AI Engineer building RagLeap — excited to join this community 👋
Hey everyone 👋
I'm TC Antony, founder of RagLeap and an AI Engineer based in Chennai, India.
I build production AI systems for a living — RagLeap is a multi-tenant RAG platform we run for businesses, handling document retrieval, agentic workflows, and voice/WhatsApp/email automation.
Outside of that, I build small focused AI tools that solve one specific problem well — things like resume screening, contract risk analysis, RAG chatbot code generation, that kind of thing. I'd rather ship 20 tools that each do one job perfectly than one bloated everything-app.
Just started exploring Product Hunt properly — excited to see what the community is building and get feedback on what I'm working on too.
If you're working on anything in the AI agent / RAG / dev tools space, would love to check it out and connect 🙏
Replies
The 20-focused-tools thing is how I've ended up thinking too — I build an AI research tool and a narrow scope lets you be opinionated about your data sources, where an everything-app has to stay generic and trust whatever the model hands back.
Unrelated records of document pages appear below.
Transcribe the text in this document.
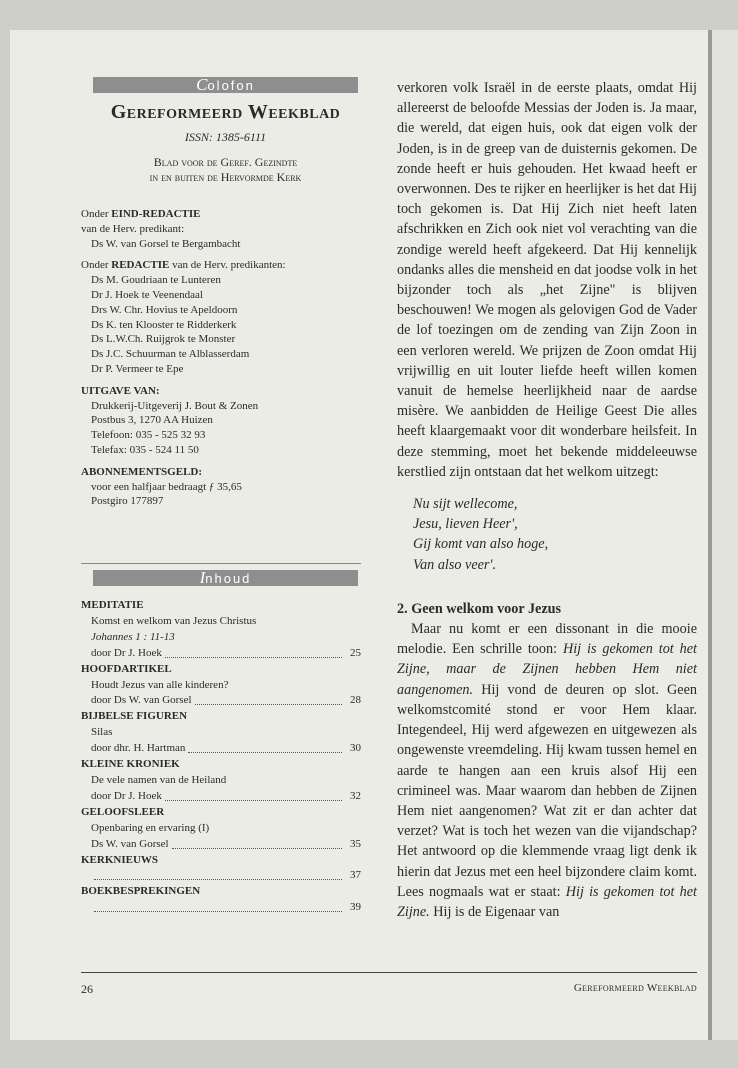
Colofon
Gereformeerd Weekblad
ISSN: 1385-6111
Blad voor de Geref. Gezindte
in en buiten de Hervormde Kerk
Onder EIND-REDACTIE
van de Herv. predikant:
Ds W. van Gorsel te Bergambacht
Onder REDACTIE van de Herv. predikanten:
Ds M. Goudriaan te Lunteren
Dr J. Hoek te Veenendaal
Drs W. Chr. Hovius te Apeldoorn
Ds K. ten Klooster te Ridderkerk
Ds L.W.Ch. Ruijgrok te Monster
Ds J.C. Schuurman te Alblasserdam
Dr P. Vermeer te Epe
UITGAVE VAN:
Drukkerij-Uitgeverij J. Bout & Zonen
Postbus 3, 1270 AA Huizen
Telefoon: 035 - 525 32 93
Telefax: 035 - 524 11 50
ABONNEMENTSGELD:
voor een halfjaar bedraagt ƒ 35,65
Postgiro 177897
Inhoud
MEDITATIE
Komst en welkom van Jezus Christus
Johannes 1 : 11-13
door Dr J. Hoek	25
HOOFDARTIKEL
Houdt Jezus van alle kinderen?
door Ds W. van Gorsel	28
BIJBELSE FIGUREN
Silas
door dhr. H. Hartman	30
KLEINE KRONIEK
De vele namen van de Heiland
door Dr J. Hoek	32
GELOOFSLEER
Openbaring en ervaring (I)
Ds W. van Gorsel	35
KERKNIEUWS
37
BOEKBESPREKINGEN
39

verkoren volk Israël in de eerste plaats, omdat Hij allereerst de beloofde Messias der Joden is. Ja maar, die wereld, dat eigen huis, ook dat eigen volk der Joden, is in de greep van de duisternis gekomen. De zonde heeft er huis gehouden. Het kwaad heeft er overwonnen. Des te rijker en heerlijker is het dat Hij toch gekomen is. Dat Hij Zich niet heeft laten afschrikken en Zich ook niet vol verachting van die zondige wereld heeft afgekeerd. Dat Hij kennelijk ondanks alles die mensheid en dat joodse volk in het bijzonder toch als „het Zijne" is blijven beschouwen! We mogen als gelovigen God de Vader de lof toezingen om de zending van Zijn Zoon in een verloren wereld. We prijzen de Zoon omdat Hij vrijwillig en uit louter liefde heeft willen komen vanuit de hemelse heerlijkheid naar de aardse misère. We aanbidden de Heilige Geest Die alles heeft klaargemaakt voor dit wonderbare heilsfeit. In deze stemming, moet het bekende middeleeuwse kerstlied zijn ontstaan dat het welkom uitzegt:

Nu sijt wellecome,
Jesu, lieven Heer',
Gij komt van also hoge,
Van also veer'.
2. Geen welkom voor Jezus

Maar nu komt er een dissonant in die mooie melodie. Een schrille toon: Hij is gekomen tot het Zijne, maar de Zijnen hebben Hem niet aangenomen. Hij vond de deuren op slot. Geen welkomstcomité stond er voor Hem klaar. Integendeel, Hij werd afgewezen en uitgewezen als ongewenste vreemdeling. Hij kwam tussen hemel en aarde te hangen aan een kruis alsof Hij een crimineel was. Maar waarom dan hebben de Zijnen Hem niet aangenomen? Wat zit er dan achter dat verzet? Wat is toch het wezen van die vijandschap? Het antwoord op die klemmende vraag ligt denk ik hierin dat Jezus met een heel bijzondere claim komt. Lees nogmaals wat er staat: Hij is gekomen tot het Zijne. Hij is de Eigenaar van

26	Gereformeerd Weekblad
The screening ones are interesting to me though: how do you handle eval there? That's where I find 'one job perfectly' gets expensive once you're past the demo. Welcome to PH 👋
@mesut_temizkan Good question — and honestly, eval is the part I underinvested in early and paid for later.
For the screening tools specifically (resume scorer, contract risk analyzer), what's worked:
1. Fixed test sets per tool — I keep 15-20 real examples with known "correct" outputs (e.g. resumes I'd manually score) and re-run them after any prompt change. Cheap, catches regressions fast.
2. Structured output over freeform — forcing JSON schemas with explicit fields (score, reasoning, flagged_items) makes drift way more visible than letting the model write prose. If a field goes missing or the reasoning gets vague, that's a signal before a user even complains.
3. Boundary tests, not just happy-path tests — for the riskier tools (anything insurance/legal-adjacent) I specifically test adversarial inputs, people trying to get the model to overstep scope. That's actually been harder than accuracy eval.
What I haven't solved well: eval for the more generative tools (RAG chatbot code gen, content writers) where there's no single "correct" answer. Still mostly manual spot-checks there. Curious how you're handling eval for your research tool — sounds like a similar problem from the other direction.
@tc_antony Honestly closer to your screening tools than the generative ones — a lot of what I pull has a real ground truth (funding, founders, dates), so I keep a set of hand-verified companies and re-run extraction against them after any change. The twist for me: regressions hide in the data, not the code — a tweak that fixes one company quietly breaks five others. So before shipping any extraction/QC change I replay it against ~100 past reports and diff the output. The narrative layer though, same as your content gen — still manual spot-checks. No clean answer there either.
@mesut_temizkan The diff-against-100-past-reports approach is smart — that's
essentially a regression suite built from your own production
data, which is way more meaningful than synthetic test cases.
The "regressions hide in the data not the code" point is
exactly right and underappreciated. I've had the same thing —
a prompt tweak that improves P/E ratio extraction quietly
makes the risk score reasoning worse for manufacturing stocks
specifically. You only catch it if you're diffing structured
output across a broad sample, not just eyeballing a few examples.
The narrative layer being manual for both of us probably means
there's no clean solution yet — or the solution is LLM-as-judge
which has its own reliability problems for subjective output.
What's your replay pipeline look like technically?
Are you storing the raw extracted output per run and diffing
that, or diffing at the final report level?